Others Who Share the AI Aversion.

Other people get the AI ick, and not just when it comes to dating. Ana Pereira, 26, resides in Brooklyn and does sound for various live music venues across the city. She fantasizes about going into her phone settings and disabling AI features on all her apps, though tech platforms from Google to Spotify make it nearly impossible to disable. Pereira believes that using ChatGPT “shows such a lack of initiative”.

“It’s like you can’t think for yourself, and you have to rely on an app for that,” she said.

A recent acquaintance’s split was particularly messy. She supported one of them after discovering the other went to ChatGPT, a infamously awful therapy alternative, not their partner, when they wanted to talk about their feelings. “It’s like they didn’t want to sit through any difficult human feelings,” she said. “They just wanted to deal with something and continue, which is not how things work.”

Eventually, I could not manage it on my own. I had become too dependent on AI for even routine work.

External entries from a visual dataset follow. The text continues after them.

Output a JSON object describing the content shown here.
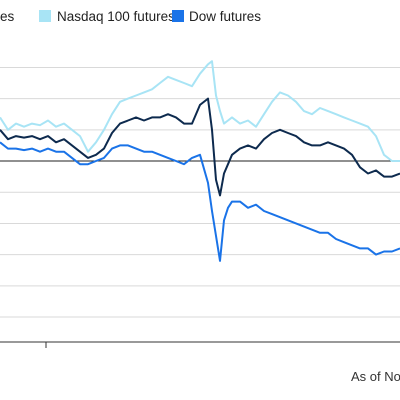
{
  "chart_data": {
    "type": "line",
    "legend_placement": "top",
    "grid": true,
    "gridline_values": [
      3,
      2,
      1,
      0,
      -1,
      -2,
      -3,
      -4,
      -5
    ],
    "baseline_value": 0,
    "xlim": [
      0,
      100
    ],
    "ylim": [
      -5.8,
      4.2
    ],
    "legend": [
      {
        "label": "es",
        "color": "#0d2a4e"
      },
      {
        "label": "Nasdaq 100 futures",
        "color": "#a8e4f5"
      },
      {
        "label": "Dow futures",
        "color": "#1a73e8"
      }
    ],
    "note": "As of No",
    "series": [
      {
        "key": "nasdaq",
        "color": "#a8e4f5",
        "x": [
          0,
          2,
          4,
          6,
          8,
          10,
          12,
          14,
          16,
          18,
          20,
          22,
          24,
          26,
          28,
          30,
          32,
          34,
          36,
          38,
          40,
          42,
          44,
          46,
          48,
          50,
          52,
          53,
          54,
          55,
          56,
          57,
          58,
          60,
          62,
          64,
          66,
          68,
          70,
          72,
          74,
          76,
          78,
          80,
          82,
          84,
          86,
          88,
          90,
          92,
          94,
          96,
          98,
          100
        ],
        "y": [
          1.4,
          1.0,
          1.2,
          1.1,
          1.2,
          1.15,
          1.3,
          1.1,
          1.2,
          1.0,
          0.8,
          0.3,
          0.6,
          1.0,
          1.5,
          1.9,
          2.0,
          2.1,
          2.2,
          2.3,
          2.5,
          2.7,
          2.6,
          2.5,
          2.4,
          2.8,
          3.1,
          3.2,
          2.1,
          1.6,
          1.2,
          1.3,
          1.4,
          1.2,
          1.3,
          1.1,
          1.5,
          1.9,
          2.2,
          2.1,
          1.9,
          1.6,
          1.5,
          1.7,
          1.6,
          1.5,
          1.4,
          1.3,
          1.2,
          1.1,
          0.8,
          0.2,
          0.0,
          0.0
        ]
      },
      {
        "key": "sp500",
        "color": "#0d2a4e",
        "x": [
          0,
          2,
          4,
          6,
          8,
          10,
          12,
          14,
          16,
          18,
          20,
          22,
          24,
          26,
          28,
          30,
          32,
          34,
          36,
          38,
          40,
          42,
          44,
          46,
          48,
          50,
          52,
          53,
          54,
          55,
          56,
          57,
          58,
          60,
          62,
          64,
          66,
          68,
          70,
          72,
          74,
          76,
          78,
          80,
          82,
          84,
          86,
          88,
          90,
          92,
          94,
          96,
          98,
          100
        ],
        "y": [
          1.0,
          0.7,
          0.8,
          0.75,
          0.8,
          0.7,
          0.8,
          0.6,
          0.7,
          0.5,
          0.3,
          0.1,
          0.2,
          0.4,
          0.9,
          1.2,
          1.3,
          1.4,
          1.3,
          1.4,
          1.4,
          1.5,
          1.4,
          1.2,
          1.2,
          1.8,
          2.0,
          1.0,
          -0.6,
          -1.1,
          -0.4,
          -0.1,
          0.2,
          0.4,
          0.5,
          0.4,
          0.7,
          0.9,
          1.0,
          0.9,
          0.8,
          0.6,
          0.5,
          0.5,
          0.6,
          0.5,
          0.4,
          0.2,
          -0.2,
          -0.4,
          -0.3,
          -0.5,
          -0.5,
          -0.4
        ]
      },
      {
        "key": "dow",
        "color": "#1a73e8",
        "x": [
          0,
          2,
          4,
          6,
          8,
          10,
          12,
          14,
          16,
          18,
          20,
          22,
          24,
          26,
          28,
          30,
          32,
          34,
          36,
          38,
          40,
          42,
          44,
          46,
          48,
          50,
          52,
          53,
          54,
          55,
          56,
          57,
          58,
          60,
          62,
          64,
          66,
          68,
          70,
          72,
          74,
          76,
          78,
          80,
          82,
          84,
          86,
          88,
          90,
          92,
          94,
          96,
          98,
          100
        ],
        "y": [
          0.6,
          0.4,
          0.4,
          0.35,
          0.4,
          0.3,
          0.4,
          0.3,
          0.3,
          0.1,
          -0.1,
          -0.1,
          0.0,
          0.1,
          0.4,
          0.5,
          0.5,
          0.4,
          0.3,
          0.3,
          0.2,
          0.1,
          0.0,
          -0.1,
          0.1,
          0.2,
          -0.7,
          -1.6,
          -2.4,
          -3.2,
          -1.9,
          -1.5,
          -1.3,
          -1.3,
          -1.5,
          -1.4,
          -1.6,
          -1.7,
          -1.8,
          -1.9,
          -2.0,
          -2.1,
          -2.2,
          -2.3,
          -2.3,
          -2.5,
          -2.6,
          -2.7,
          -2.8,
          -2.8,
          -3.0,
          -2.9,
          -2.9,
          -2.8
        ]
      }
    ]
  }
}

Richard Barnes, who is 31 and works as a marine biologist and restaurant server in Hawaii, is similarly weary. “I don’t know if I would think otherwise about someone who uses ChatGPT, but I would be like, ‘come on,’” he said. “You don’t need to depend on it to make a grocery list. Your life is likely not that hard. We can make the list together.”

Well-Known Figures and Tech Professionals Voicing Concerns.

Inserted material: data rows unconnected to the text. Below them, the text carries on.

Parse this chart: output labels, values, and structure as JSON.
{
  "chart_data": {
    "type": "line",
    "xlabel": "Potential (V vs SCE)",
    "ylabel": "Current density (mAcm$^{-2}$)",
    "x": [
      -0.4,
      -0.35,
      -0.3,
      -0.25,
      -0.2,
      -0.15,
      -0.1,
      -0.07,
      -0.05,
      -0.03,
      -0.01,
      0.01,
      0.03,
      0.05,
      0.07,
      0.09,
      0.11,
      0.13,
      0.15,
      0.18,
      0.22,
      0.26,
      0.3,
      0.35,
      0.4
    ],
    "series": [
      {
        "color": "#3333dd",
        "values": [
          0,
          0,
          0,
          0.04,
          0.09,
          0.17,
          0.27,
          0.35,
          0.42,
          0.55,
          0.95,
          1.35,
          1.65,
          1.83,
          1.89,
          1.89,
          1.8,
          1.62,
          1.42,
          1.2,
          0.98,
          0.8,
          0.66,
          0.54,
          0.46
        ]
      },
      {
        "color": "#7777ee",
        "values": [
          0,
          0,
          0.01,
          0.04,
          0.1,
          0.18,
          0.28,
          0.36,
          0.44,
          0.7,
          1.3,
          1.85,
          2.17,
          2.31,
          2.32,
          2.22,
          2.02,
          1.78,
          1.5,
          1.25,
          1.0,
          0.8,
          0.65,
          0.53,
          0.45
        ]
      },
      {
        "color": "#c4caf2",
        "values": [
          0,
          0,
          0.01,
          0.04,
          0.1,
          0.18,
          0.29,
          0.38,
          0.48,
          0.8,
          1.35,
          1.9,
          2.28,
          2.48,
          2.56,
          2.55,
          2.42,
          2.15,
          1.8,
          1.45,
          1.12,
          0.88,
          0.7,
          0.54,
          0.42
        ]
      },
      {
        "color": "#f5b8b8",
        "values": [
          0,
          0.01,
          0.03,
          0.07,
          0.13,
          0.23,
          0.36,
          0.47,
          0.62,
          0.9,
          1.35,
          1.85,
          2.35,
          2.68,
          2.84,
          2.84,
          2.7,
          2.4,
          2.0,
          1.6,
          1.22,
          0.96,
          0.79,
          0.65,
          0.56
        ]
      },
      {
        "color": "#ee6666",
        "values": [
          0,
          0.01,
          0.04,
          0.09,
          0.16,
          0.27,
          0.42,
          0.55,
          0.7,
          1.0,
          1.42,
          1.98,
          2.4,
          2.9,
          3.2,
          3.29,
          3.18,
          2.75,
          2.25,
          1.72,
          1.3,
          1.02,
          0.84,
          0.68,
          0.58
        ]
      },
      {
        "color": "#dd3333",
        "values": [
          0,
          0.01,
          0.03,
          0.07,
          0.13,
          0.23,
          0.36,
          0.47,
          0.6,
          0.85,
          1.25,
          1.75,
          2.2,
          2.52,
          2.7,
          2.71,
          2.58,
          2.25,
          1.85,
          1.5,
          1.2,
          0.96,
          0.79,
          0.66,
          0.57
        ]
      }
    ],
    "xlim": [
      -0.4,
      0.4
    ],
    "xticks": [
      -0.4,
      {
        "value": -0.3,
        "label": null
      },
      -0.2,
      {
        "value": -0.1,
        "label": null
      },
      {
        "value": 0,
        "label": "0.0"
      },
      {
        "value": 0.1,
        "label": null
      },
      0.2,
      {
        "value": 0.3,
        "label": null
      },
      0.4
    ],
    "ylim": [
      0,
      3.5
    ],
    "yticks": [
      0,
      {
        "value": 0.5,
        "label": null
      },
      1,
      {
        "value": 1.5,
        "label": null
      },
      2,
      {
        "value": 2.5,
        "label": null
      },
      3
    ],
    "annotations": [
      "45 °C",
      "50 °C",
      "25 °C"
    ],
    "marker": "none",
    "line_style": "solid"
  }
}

When director Guillermo del Toro said he would “rather die” than use generative AI, it made headlines. Ditto for, SZA’s Instagram stories tirade against the tech warning about “environmental racism” and showing fear over users who are “codependent on a machine”. The same goes for when Simu Liu, Alison Roman, Céline Dion, Emily Blunt, and others make statements that are critical of AI in their respective industries. I believe these quotes go viral for a reason: people sympathize with them.

Even, to an degree, the people who power the tech industry. Last month, Pinterest added a filter that lets users disable AI content. Meta lets users hide, but not entirely remove, similar slop on Instagram. Sources indicated that “cursor resistance” is on the rise, as some Silicon Valley techies refuse to use AI to write their code.

{Luciano Noijeen, a lead software engineer based in Greece and the Netherlands, told me that he enthusiastically used AI in the past to write or punch up his coding.|According to Luciano Noijeen, a {lead|

Robert Stephens
Robert Stephens

Elara is a financial strategist with over a decade of experience in wealth management and startup consulting.